Despite a reputation for high growth, emerging markets have struggled over the past decade and offered investors lacklustre returns when compared with the likes of the US. But fund managers now see opportunity in the unloved asset class.
Emerging markets fell harder than developed markets in 2022 thanks to headwinds such as the strong US dollar, which makes borrowing conditions harder for many emerging markets, and interest rate hikes from the Federal Reserve, which can discourage investment in ‘riskier’ assets.
Performance of emerging market vs developed markets in 2022
Source: FE Analytics
However, Premier Miton emerging market manager Will Scholes does not foresee these headwinds blowing as hard in 2023. The Fed is expected to pause on its rate hikes as inflation looks to have peaked while inflation is likely to fall faster in many emerging markets.
This leaves Scholes focused on the positives of the asset class: “When I look at emerging markets, I see high growth opportunities married with relatively cheap valuations.
“I see young populations, more than 80% of the world’s total, living on three-quarters of the world’s land mass. I also see young companies battling for market share across regions whose investment spending priorities are shifting. That shift is towards delivering resilience, through diversification of suppliers, power sources, and customers, with the goal of bringing about sustainable growth.”
BlackRock is another highlighting opportunities in emerging markets. It is positive on emerging markets on a tactical view but prefers developed markets when thinking further ahead than five years.
The asset management house went overweight emerging market stocks in February to get short-term exposure to the impact of China’s ending its strict Covid lockdowns.
China’s restart meant the country beat market expectations for economic growth in the first quarter of 2023. It’s also helped the wider emerging market economic activity to outpace the developed world in 2023 so far.
Wei Li, global chief investment strategist at the BlackRock Investment Institute, said: “Even with investors leaning into emerging market shares, they’ve underperformed developed market stocks for over a decade. We don’t think emerging market shares are reflecting the likely growth outperformance of emerging economies this year.”
The latest forecast from the International Monetary Fund expects emerging market economies to grow by 3.9% in 2023 compared with just 1.3% for the developed world. In 2024, emerging economies growth is tipped at 4.2%, versus 1.4% for developed markets.
A major reason for BlackRock’s optimism in emerging markets over the short term is the likelihood of interest rate cuts.
While the likes of the US and UK continue to battle high inflation, emerging market central banks started their rate increases up to a year before their developed market peers. Some have already stopped hiking and can start cutting sooner than in the developed world, BlackRock believes.
David Rees. senior emerging markets economist at Schroders, noted that emerging market inflation has surprised to the downside in recent weeks.
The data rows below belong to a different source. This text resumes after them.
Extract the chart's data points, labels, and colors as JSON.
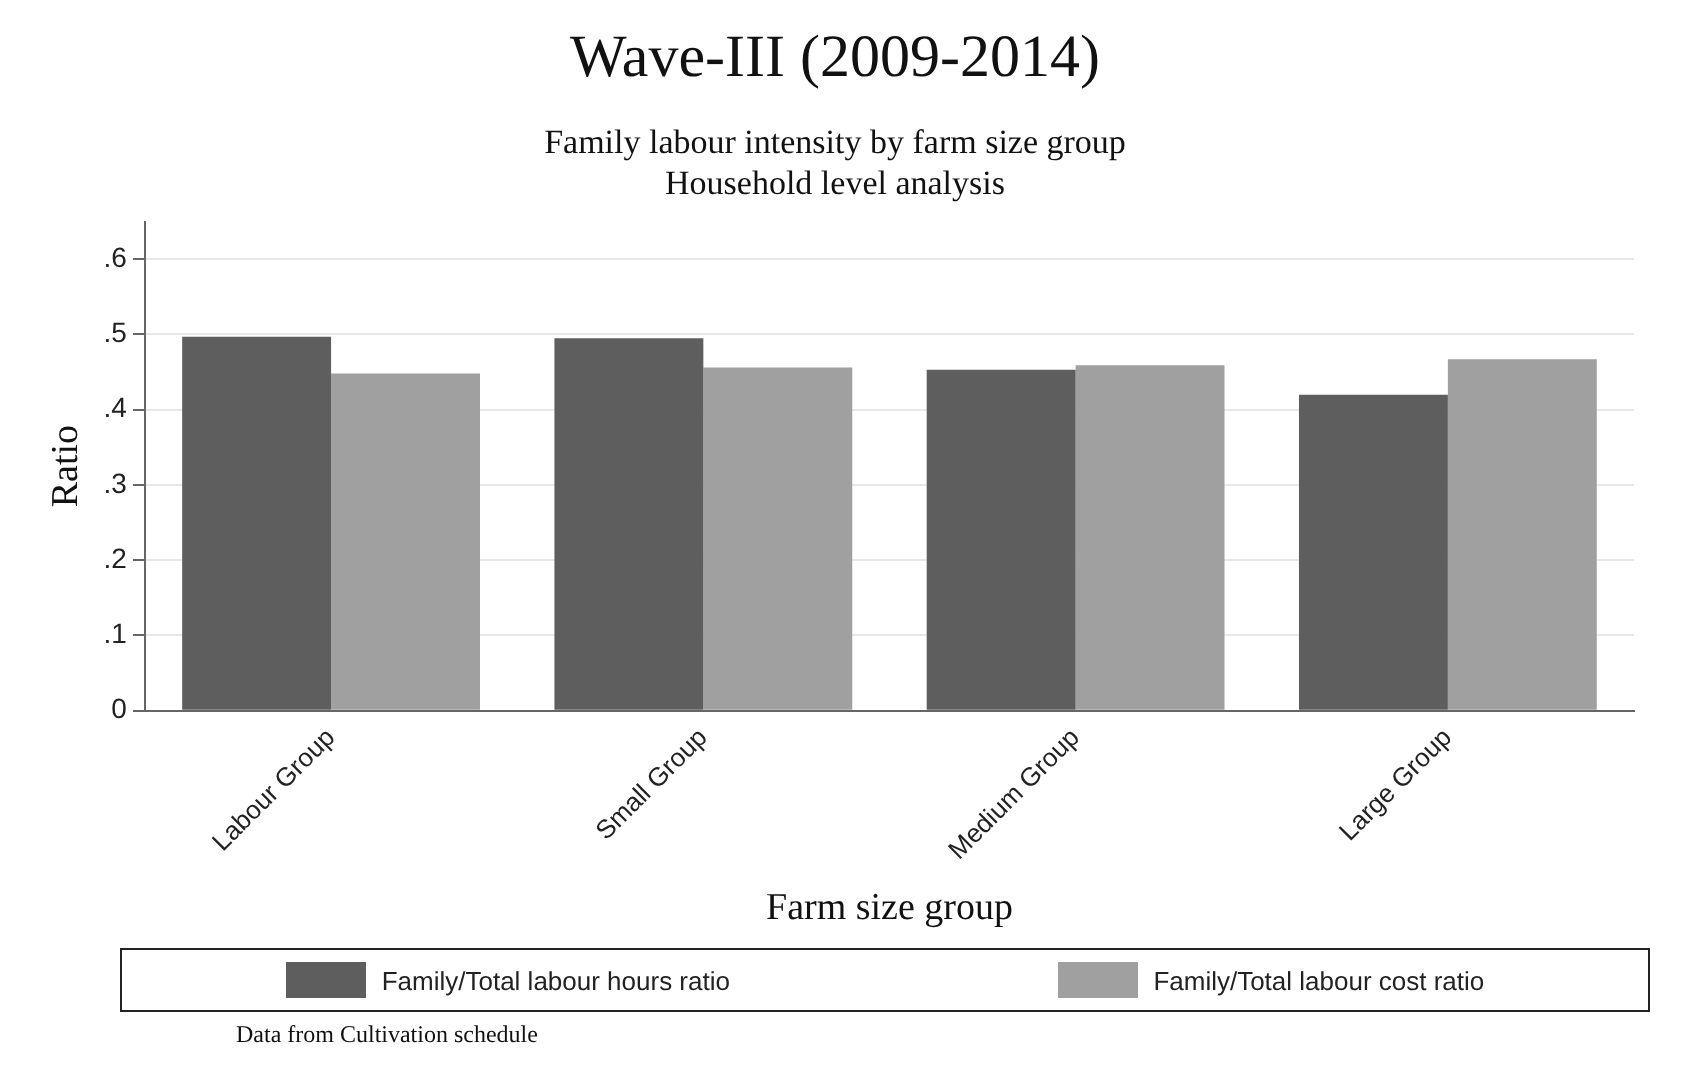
{
  "chart_data": {
    "type": "bar",
    "title": "Wave-III (2009-2014)",
    "subtitle": "Family labour intensity by farm size group\nHousehold level analysis",
    "xlabel": "Farm size group",
    "ylabel": "Ratio",
    "categories": [
      "Labour Group",
      "Small Group",
      "Medium Group",
      "Large Group"
    ],
    "series": [
      {
        "name": "Family/Total labour hours ratio",
        "color": "#5e5e5e",
        "values": [
          0.497,
          0.495,
          0.453,
          0.42
        ]
      },
      {
        "name": "Family/Total labour cost ratio",
        "color": "#a0a0a0",
        "values": [
          0.448,
          0.456,
          0.459,
          0.467
        ]
      }
    ],
    "ylim": [
      0,
      0.65
    ],
    "yticks": [
      0,
      {
        "value": 0.1,
        "label": ".1"
      },
      {
        "value": 0.2,
        "label": ".2"
      },
      {
        "value": 0.3,
        "label": ".3"
      },
      {
        "value": 0.4,
        "label": ".4"
      },
      {
        "value": 0.5,
        "label": ".5"
      },
      {
        "value": 0.6,
        "label": ".6"
      }
    ],
    "grid": "y",
    "legend": "bottom",
    "annotations": [
      "Data from Cultivation schedule"
    ]
  }
}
An equal-weighted average of headline inflation in 17 major EMs fell below 9% year-on-year in March from a near-14 year high of 10% in January. While inflation is still above target “almost everywhere”, the majority of major emerging markets have experienced falling inflation in the past few months.
Emerging market inflation since 2000
Source: Schroders, Refinitiv
Rees said: “Falling inflation and slowing economic growth ought to see emerging market central banks pivot towards interest rate cuts later this year. The messaging of emerging market central banks remains cautious as they await confirmation that inflation will decline in the months ahead, against a backdrop of still-rising rates in developed markets.
“However, most central banks have now paused aggressive hiking cycles. And if we are right in fearing near-term downside risks to growth then it may not be long before attention turns to supporting ailing economic activity.”
Fidelity’s Graham Smith adds another reason for investors to consider emerging markets: attractive valuations.
Emerging markets are currently trading at “depressed valuations” when compared with both their own history and relative to the rest of the world. Smith argued that this dynamic is “bound to be picked up by global investors at some point”.
He added: “Based on the amounts companies are expected to make over the next 12 months, emerging markets trade at a 27% discount to world stock markets. This valuation seems to take little or no account of the likelihood that emerging markets will grow at premium rates in 2023 and beyond.”
For investors wanting exposure to emerging markets, Smith pointed them in the direction of global emerging markets funds rather than single-country strategies and highlighted three in particular.
The iShares Core MSCI EM IMI UCITS ETF offers the broadest exposure to emerging markets, along with the low costs that come with tracking the market.
Lazard Emerging Markets, meanwhile, is a value-oriented fund that aims to beat the MSCI Emerging Markets index with lower volatility. The £428m fund is currently top quartile in the IA Global Emerging Markets sector over one and three years.
Finally, Comgest Growth Emerging Markets takes a quality-growth approach to investing and has a very concentrated portfolio. Smith said it is best suited to investors with relatively long time horizons; the fund is fourth-quartile over three, five and 10 years but has jumped into the top quartile more recently.